The new label applies to products sold in grocery stores, not to food sold at salad bars, delis and restaurants. To fit the 11-word statement onto retail packages, companies may end up using large type for "crab-flavored seafood" and much smaller type for the rest, says Stacey Viera, spokeswoman for National Fisheries Institute, the McLean, Va., seafood-industry group that petitioned the FDA for the change. The FDA says the letters should all be the same size.

The FDA had required that surimi products be labeled "imitation" seafood after the fish paste was first introduced in the U.S. in the late 1970s.

Throughout much of the world, the fish paste is called by its Japanese name, which is pronounced soo-ree-mee and means ground meat. The fish product dates back to the 12th century when Japanese fishermen discovered that fish -- minced, cleaned and salted -- would last much longer than fresh fish. Over the years, surimi products have become a Japanese staple. Kaz Okochi, a native of Japan who is now the chef and owner of KAZ Bistro in Washington, D.C., says he uses surimi in California rolls because crab meat is more expensive but adds little taste.

Today, surimi products are mainly made from lean, white fish such as Alaska pollock and Pacific whiting. After the fish is boned, cleaned and made into a paste, it is chopped and often flavored with starches, egg whites or other additives to make it firm. Colorings are added to make the surimi look like the shellfish it is imitating.

Some fishermen say the new label will hurt their products. "It's not the real thing," says David Cousens, president of Maine Lobstermen's Association. Highlighting "crab/lobster flavored" in the food label would confuse consumers even more, he says. "It's cheaper. It looks the same color. They don't taste the same at all," he says.

From the mid-1980s to mid-1990s, the surimi industry grew by 10 percent to 15 percent every year, according to the industry. Companies largely shrugged off the "imitation" name as their profits soared. In 1987, Loren Morey helped open a surimi plant in his economically depressed hometown of Motley (pop. 667). The plant grew rapidly when it started selling flake-style surimi products that imitate scallops, lobster and other shellfish. Located 1,500 miles from the Pacific Ocean, the plant is now owned by Trident.

Surimi products became increasingly popular as ethnic foods -- sushi particularly but tacos, too -- entered the American diet and more health-conscious consumers looked for convenience foods. Low in fat and high in protein, surimi is used on pizza, in seafood sausages and on salads. It costs just 10 percent or less of what the seafood it imitates does. The U.S. industry now produces 185 million pounds, with an annual wholesale value of $300 million. There are eight surimi companies and 10 plants, mainly clustered in Alaska, Washington and Oregon.

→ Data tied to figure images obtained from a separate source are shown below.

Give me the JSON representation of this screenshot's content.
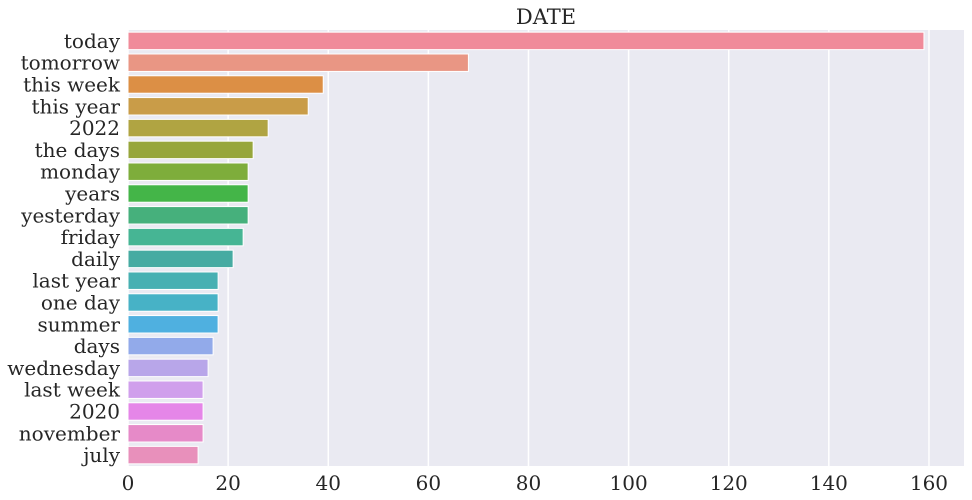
{
  "chart_data": {
    "type": "bar",
    "orientation": "horizontal",
    "title": "DATE",
    "xlabel": "",
    "ylabel": "",
    "categories": [
      "today",
      "tomorrow",
      "this week",
      "this year",
      "2022",
      "the days",
      "monday",
      "years",
      "yesterday",
      "friday",
      "daily",
      "last year",
      "one day",
      "summer",
      "days",
      "wednesday",
      "last week",
      "2020",
      "november",
      "july"
    ],
    "values": [
      159,
      68,
      39,
      36,
      28,
      25,
      24,
      24,
      24,
      23,
      21,
      18,
      18,
      18,
      17,
      16,
      15,
      15,
      15,
      14
    ],
    "colors": [
      "#f08b9a",
      "#e99684",
      "#dc8f45",
      "#c99c48",
      "#b0a442",
      "#97a63b",
      "#7ead3b",
      "#44b548",
      "#46b07c",
      "#46b594",
      "#46aba2",
      "#47b0b2",
      "#47b2c6",
      "#4fb0e0",
      "#92aaea",
      "#b8a6e9",
      "#d09fec",
      "#e586e8",
      "#e68ac8",
      "#e890bb"
    ],
    "xticks": [
      0,
      20,
      40,
      60,
      80,
      100,
      120,
      140,
      160
    ],
    "xlim": [
      0,
      167
    ],
    "grid": true,
    "background": "#eaeaf2"
  }
}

In 1993, the surimi industry petitioned the FDA to drop the "imitation" language, but the agency held firm. FDA regulations require that a food be labeled as "imitation" if it is "a substitute for and resembles another food but is inferior to the food imitated."

"We want to ensure food is safe and properly labeled," says Geraldine A. June, a team leader of the agency's Food Labeling and Standards Staff.

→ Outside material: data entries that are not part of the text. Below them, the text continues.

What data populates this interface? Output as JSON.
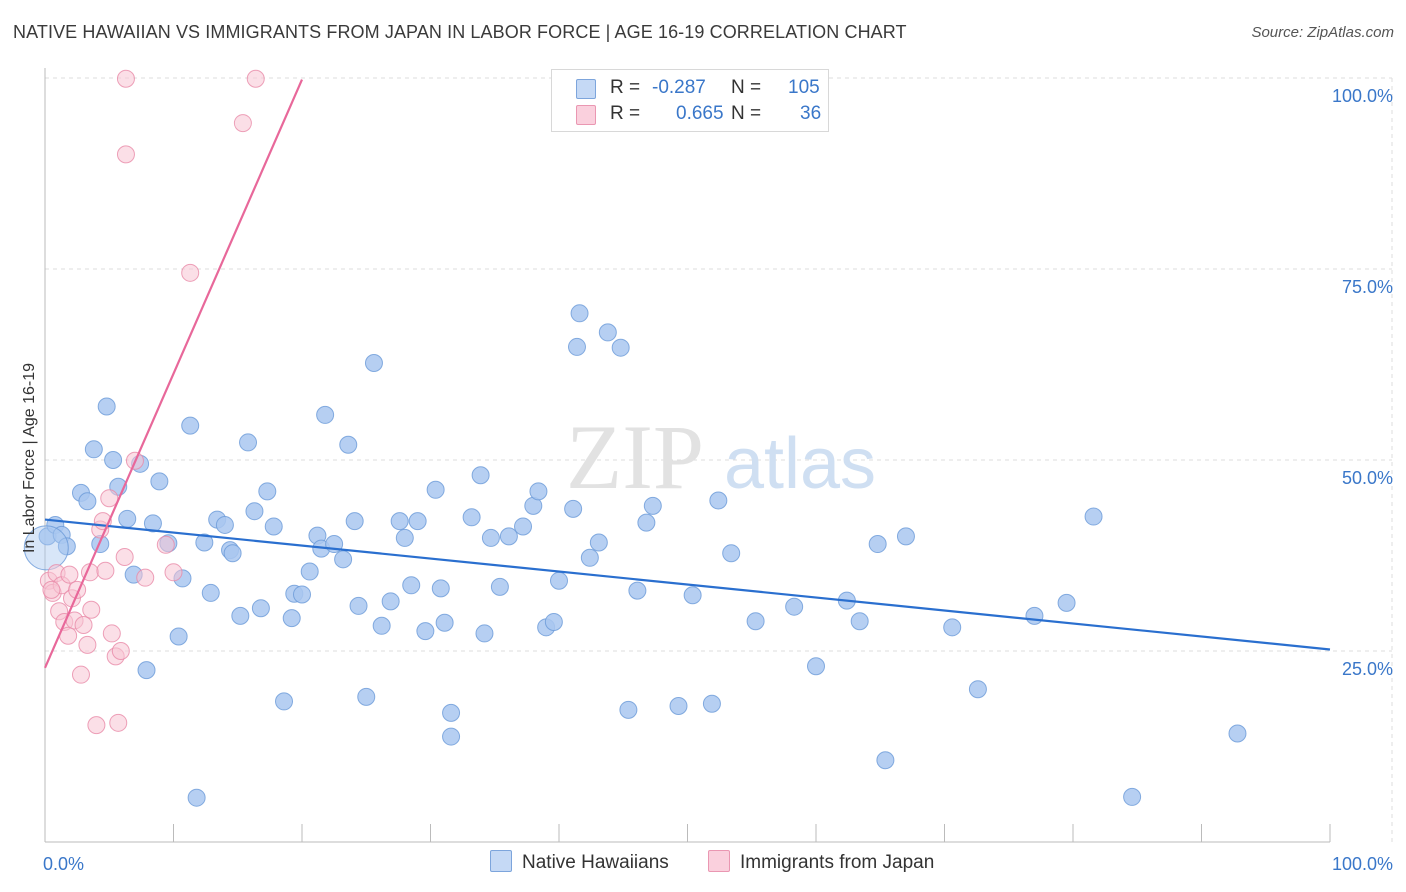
{
  "title": "NATIVE HAWAIIAN VS IMMIGRANTS FROM JAPAN IN LABOR FORCE | AGE 16-19 CORRELATION CHART",
  "source": "Source: ZipAtlas.com",
  "watermark": {
    "zip": "ZIP",
    "atlas": "atlas"
  },
  "colors": {
    "blue_fill": "#a9c7f0",
    "blue_stroke": "#6a9ad8",
    "blue_line": "#2a6fcf",
    "pink_fill": "#f8c4d4",
    "pink_stroke": "#e98aa8",
    "pink_line": "#e8689a",
    "axis_label": "#3a77c9",
    "grid": "#dddddd"
  },
  "legend": {
    "rows": [
      {
        "r_label": "R =",
        "r_value": "-0.287",
        "n_label": "N =",
        "n_value": "105"
      },
      {
        "r_label": "R =",
        "r_value": "0.665",
        "n_label": "N =",
        "n_value": "36"
      }
    ],
    "bottom": [
      "Native Hawaiians",
      "Immigrants from Japan"
    ]
  },
  "chart_data": {
    "type": "scatter",
    "ylabel": "In Labor Force | Age 16-19",
    "x_tick_labels": [
      "0.0%",
      "100.0%"
    ],
    "y_tick_labels": [
      "100.0%",
      "75.0%",
      "50.0%",
      "25.0%"
    ],
    "xlim": [
      0,
      100
    ],
    "ylim": [
      0,
      100
    ],
    "series": [
      {
        "name": "Native Hawaiians",
        "color": "#a9c7f0",
        "trend": {
          "x": [
            0,
            100
          ],
          "y": [
            42.2,
            25.2
          ]
        },
        "points": [
          [
            0.2,
            40
          ],
          [
            0.8,
            41.5
          ],
          [
            1.3,
            40.2
          ],
          [
            1.7,
            38.7
          ],
          [
            2.8,
            45.7
          ],
          [
            3.3,
            44.6
          ],
          [
            3.8,
            51.4
          ],
          [
            4.3,
            39
          ],
          [
            4.8,
            57
          ],
          [
            5.3,
            50
          ],
          [
            5.7,
            46.5
          ],
          [
            6.4,
            42.3
          ],
          [
            6.9,
            35
          ],
          [
            7.4,
            49.5
          ],
          [
            7.9,
            22.5
          ],
          [
            8.4,
            41.7
          ],
          [
            8.9,
            47.2
          ],
          [
            9.6,
            39.1
          ],
          [
            10.4,
            26.9
          ],
          [
            10.7,
            34.5
          ],
          [
            11.3,
            54.5
          ],
          [
            11.8,
            5.8
          ],
          [
            12.4,
            39.2
          ],
          [
            12.9,
            32.6
          ],
          [
            13.4,
            42.2
          ],
          [
            14,
            41.5
          ],
          [
            14.4,
            38.2
          ],
          [
            14.6,
            37.8
          ],
          [
            15.2,
            29.6
          ],
          [
            15.8,
            52.3
          ],
          [
            16.3,
            43.3
          ],
          [
            16.8,
            30.6
          ],
          [
            17.3,
            45.9
          ],
          [
            17.8,
            41.3
          ],
          [
            18.6,
            18.4
          ],
          [
            19.2,
            29.3
          ],
          [
            19.4,
            32.5
          ],
          [
            20,
            32.4
          ],
          [
            20.6,
            35.4
          ],
          [
            21.2,
            40.1
          ],
          [
            21.5,
            38.4
          ],
          [
            21.8,
            55.9
          ],
          [
            22.5,
            39
          ],
          [
            23.2,
            37
          ],
          [
            23.6,
            52
          ],
          [
            24.1,
            42
          ],
          [
            24.4,
            30.9
          ],
          [
            25,
            19
          ],
          [
            25.6,
            62.7
          ],
          [
            26.2,
            28.3
          ],
          [
            26.9,
            31.5
          ],
          [
            27.6,
            42
          ],
          [
            28,
            39.8
          ],
          [
            28.5,
            33.6
          ],
          [
            29,
            42
          ],
          [
            29.6,
            27.6
          ],
          [
            30.4,
            46.1
          ],
          [
            30.8,
            33.2
          ],
          [
            31.1,
            28.7
          ],
          [
            31.6,
            16.9
          ],
          [
            31.6,
            13.8
          ],
          [
            33.2,
            42.5
          ],
          [
            33.9,
            48
          ],
          [
            34.2,
            27.3
          ],
          [
            34.7,
            39.8
          ],
          [
            35.4,
            33.4
          ],
          [
            36.1,
            40
          ],
          [
            37.2,
            41.3
          ],
          [
            38,
            44
          ],
          [
            38.4,
            45.9
          ],
          [
            39,
            28.1
          ],
          [
            39.6,
            28.8
          ],
          [
            40,
            34.2
          ],
          [
            41.1,
            43.6
          ],
          [
            41.4,
            64.8
          ],
          [
            41.6,
            69.2
          ],
          [
            42.4,
            37.2
          ],
          [
            43.1,
            39.2
          ],
          [
            43.8,
            66.7
          ],
          [
            44.8,
            64.7
          ],
          [
            45.4,
            17.3
          ],
          [
            46.1,
            32.9
          ],
          [
            46.8,
            41.8
          ],
          [
            47.3,
            44
          ],
          [
            49.3,
            17.8
          ],
          [
            50.4,
            32.3
          ],
          [
            51.9,
            18.1
          ],
          [
            52.4,
            44.7
          ],
          [
            53.4,
            37.8
          ],
          [
            55.3,
            28.9
          ],
          [
            58.3,
            30.8
          ],
          [
            60,
            23
          ],
          [
            62.4,
            31.6
          ],
          [
            63.4,
            28.9
          ],
          [
            64.8,
            39
          ],
          [
            65.4,
            10.7
          ],
          [
            67,
            40
          ],
          [
            70.6,
            28.1
          ],
          [
            72.6,
            20
          ],
          [
            77,
            29.6
          ],
          [
            79.5,
            31.3
          ],
          [
            81.6,
            42.6
          ],
          [
            84.6,
            5.9
          ],
          [
            92.8,
            14.2
          ],
          [
            0.1,
            38.5
          ]
        ]
      },
      {
        "name": "Immigrants from Japan",
        "color": "#f8c4d4",
        "trend": {
          "x": [
            0,
            20
          ],
          "y": [
            22.8,
            99.8
          ]
        },
        "points": [
          [
            0.3,
            34.2
          ],
          [
            0.6,
            32.6
          ],
          [
            0.9,
            35.2
          ],
          [
            1.1,
            30.2
          ],
          [
            1.3,
            33.6
          ],
          [
            1.5,
            28.8
          ],
          [
            1.8,
            27
          ],
          [
            2.1,
            31.9
          ],
          [
            2.3,
            29
          ],
          [
            2.5,
            33
          ],
          [
            2.8,
            21.9
          ],
          [
            3,
            28.4
          ],
          [
            3.3,
            25.8
          ],
          [
            3.5,
            35.3
          ],
          [
            3.6,
            30.4
          ],
          [
            4,
            15.3
          ],
          [
            4.3,
            40.9
          ],
          [
            4.5,
            42
          ],
          [
            4.7,
            35.5
          ],
          [
            5,
            45
          ],
          [
            5.2,
            27.3
          ],
          [
            5.5,
            24.3
          ],
          [
            5.7,
            15.6
          ],
          [
            5.9,
            25
          ],
          [
            6.2,
            37.3
          ],
          [
            7,
            49.9
          ],
          [
            7.8,
            34.6
          ],
          [
            9.4,
            38.9
          ],
          [
            10,
            35.3
          ],
          [
            11.3,
            74.5
          ],
          [
            6.3,
            90
          ],
          [
            6.3,
            99.9
          ],
          [
            15.4,
            94.1
          ],
          [
            16.4,
            99.9
          ],
          [
            0.5,
            33
          ],
          [
            1.9,
            35
          ]
        ]
      }
    ]
  }
}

This past May, after consulting FDA officials, the fisheries institute went back to the agency with two recent surveys of 5,000 people indicating that consumers understood that surimi is derived from fish protein and doesn't contain real crab or lobster, Ms. Viera says. In addition, the industry met with members of Congress to ask them to press the case. In October, Alaska Republican Sen. Ted Stevens asked the FDA to consider the institute's request.

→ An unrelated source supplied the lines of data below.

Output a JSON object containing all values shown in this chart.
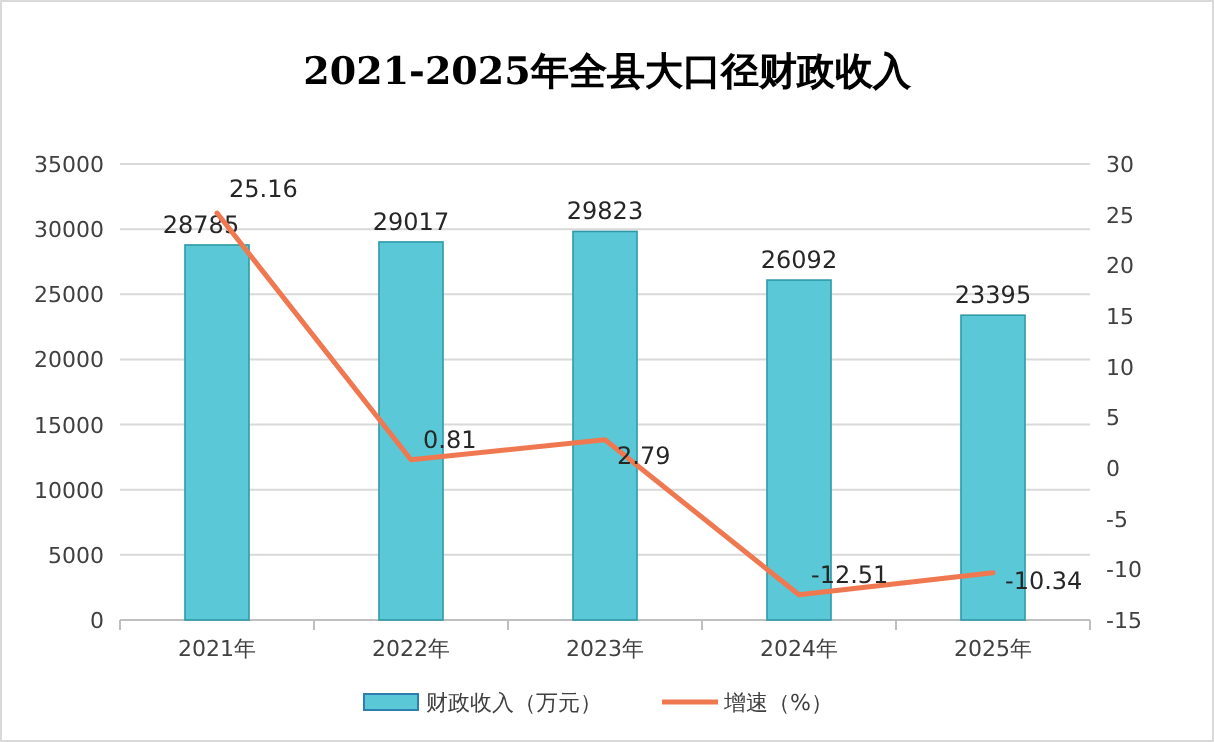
{
  "chart_data": {
    "type": "bar",
    "title": "2021-2025年全县大口径财政收入",
    "categories": [
      "2021年",
      "2022年",
      "2023年",
      "2024年",
      "2025年"
    ],
    "series": [
      {
        "name": "财政收入（万元）",
        "color": "#5ac8d6",
        "values": [
          28785,
          29017,
          29823,
          26092,
          23395
        ]
      },
      {
        "name": "增速（%）",
        "type": "line",
        "axis": "y2",
        "color": "#f07850",
        "values": [
          25.16,
          0.81,
          2.79,
          -12.51,
          -10.34
        ]
      }
    ],
    "ylim": [
      0,
      35000
    ],
    "yticks": [
      0,
      5000,
      10000,
      15000,
      20000,
      25000,
      30000,
      35000
    ],
    "y2lim": [
      -15,
      30
    ],
    "y2ticks": [
      -15,
      -10,
      -5,
      0,
      5,
      10,
      15,
      20,
      25,
      30
    ],
    "grid": "y",
    "legend": "bottom",
    "data_labels": true
  }
}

After examining the industry research, the FDA decided that the 11-word statement passed the test because it "accurately describes the product." It approved the request to drop "imitation" in a three-page letter dated Nov. 20.

Companies such as Trident plan to launch advertising campaigns to introduce consumers to the new label. Mr. van Amerongen hopes that, eventually, consumers will be comfortable with the word surimi and ask for it.